In an article published on its website, the House of Industry made reference to recent statistics for the Faroese tourism and hospitality sector, whose findings include the following:
The number of passenger traveling through Vagar Airport in 2020 was the lowest in over ten years, totaling just under 180,000, an almost 58-percent decline on 2019, when the total number hit roughly 424,000.
The total number of air passengers last year even amounted to about 20,000 less than the corresponding figure for 2010, when almost 200,000 people passed through the terminal.
Last year’s worst month for air travel in the Faroe Islands was April, when the tourism industry was severely affected by newly introduced Covid-related restrictions. That month, less than 2,400 people traveled through Vagar. The best month of the year, as usual, was July, yet with little over 32,000 travelers, a far cry from the almost 64,000 registered during the same month in the previous year.

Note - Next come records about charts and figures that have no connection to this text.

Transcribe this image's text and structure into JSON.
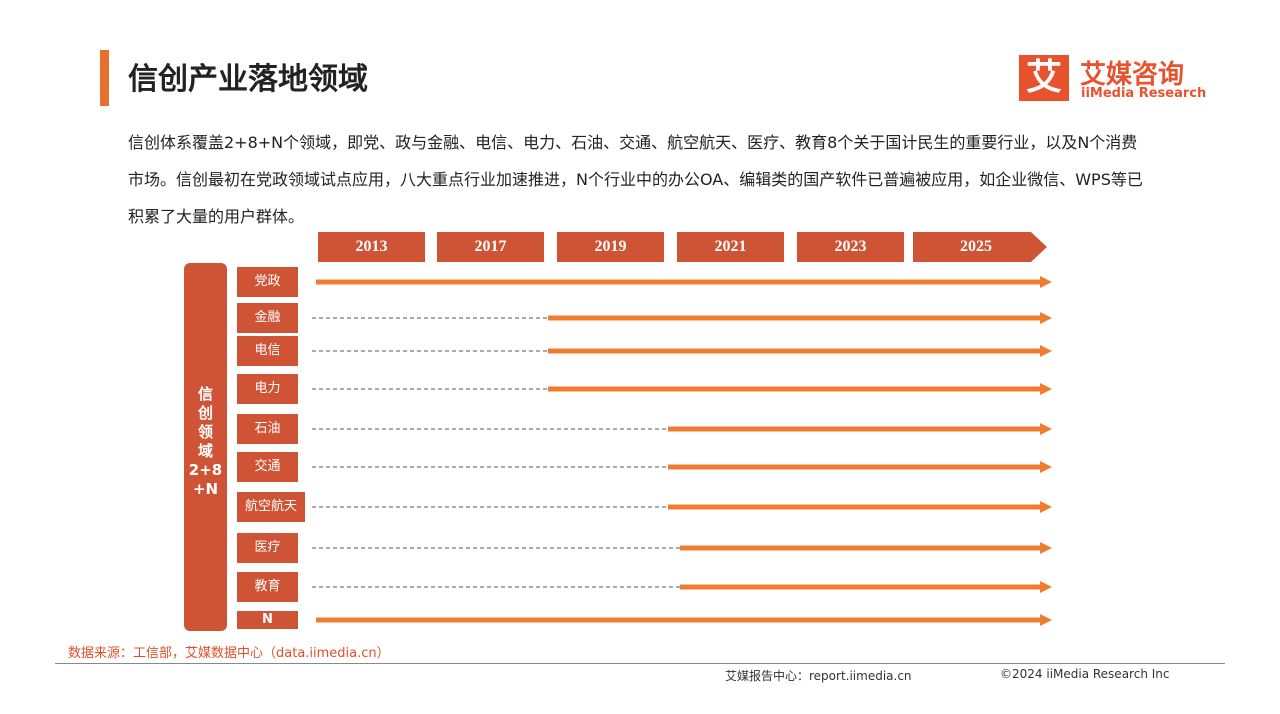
{
  "header": {
    "title": "信创产业落地领域",
    "logo_mark": "艾",
    "logo_name": "艾媒咨询",
    "logo_sub": "iiMedia Research"
  },
  "intro": "信创体系覆盖2+8+N个领域，即党、政与金融、电信、电力、石油、交通、航空航天、医疗、教育8个关于国计民生的重要行业，以及N个消费市场。信创最初在党政领域试点应用，八大重点行业加速推进，N个行业中的办公OA、编辑类的国产软件已普遍被应用，如企业微信、WPS等已积累了大量的用户群体。",
  "timeline": {
    "years": [
      "2013",
      "2017",
      "2019",
      "2021",
      "2023",
      "2025"
    ],
    "group_label": [
      "信",
      "创",
      "领",
      "域",
      "2+8",
      "+N"
    ],
    "rows": [
      "党政",
      "金融",
      "电信",
      "电力",
      "石油",
      "交通",
      "航空航天",
      "医疗",
      "教育",
      "N"
    ]
  },
  "footer": {
    "source": "数据来源：工信部，艾媒数据中心（data.iimedia.cn）",
    "report_center": "艾媒报告中心：report.iimedia.cn",
    "copyright": "©2024 iiMedia Research Inc"
  }
}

The number of booked overnight hotel stays in 2020 also hit the lowest point in many years. In 2013, the total number of overnight stays amounted to 132,265 and for the following six years, there was a steady increase, peaking in 2019 at almost 198,000. But in 2020 the figures tumbled to below 2013 levels, with less than 109,000 overnight stays registered, a 45-percent decline compared to 2019.
With the demand in 2019 reaching at an all-time high, Faroese hotels came under considerable pressure, and as the industry expected demand to further increase the following year, two new hotels were built in Tórshavn — Hotel Brandan and Hotel Hilton Garden Inn Faroe Islands — while Hotel Føroyar opted for a substantial expansion of its accommodation capacity.

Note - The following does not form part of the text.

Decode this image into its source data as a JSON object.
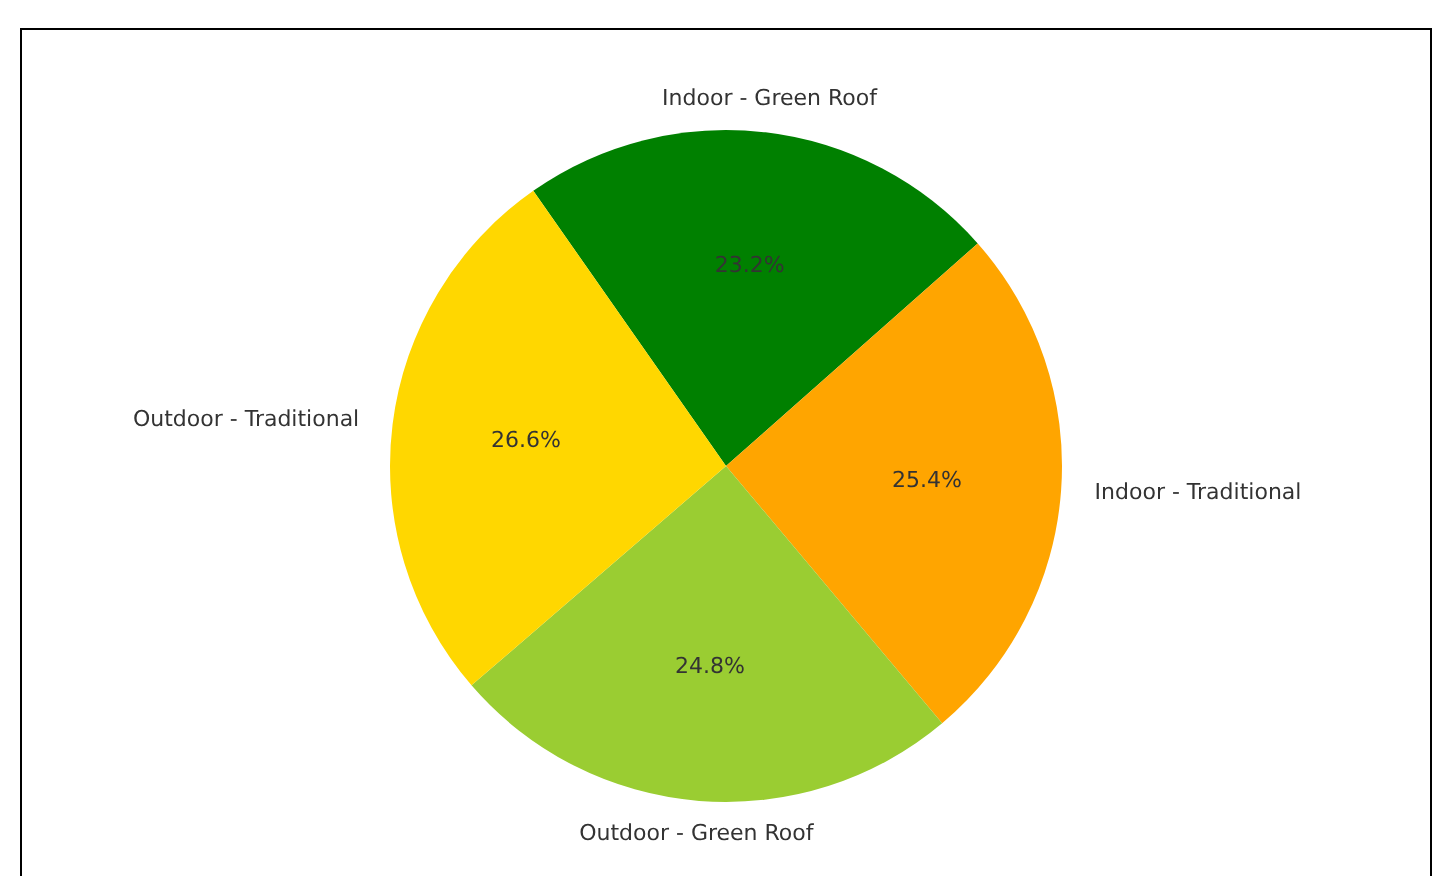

As the situation unfolded, however, hotels soon found themselves dealing with the opposite problem with the health crisis literally killing off tourism.
According to the House of Industry, the total payment of wages for hospitality sector employees was reduced by one-fifth in 2020 compared to the previous year, notwithstanding that the total wage expenditures in the Faroe Islands increased by 2.1 percent during the same period.
The decline in wages within the hospitality business is beyond comparison to any other industry sector in the Faroe Islands, the House of Industry pointed out.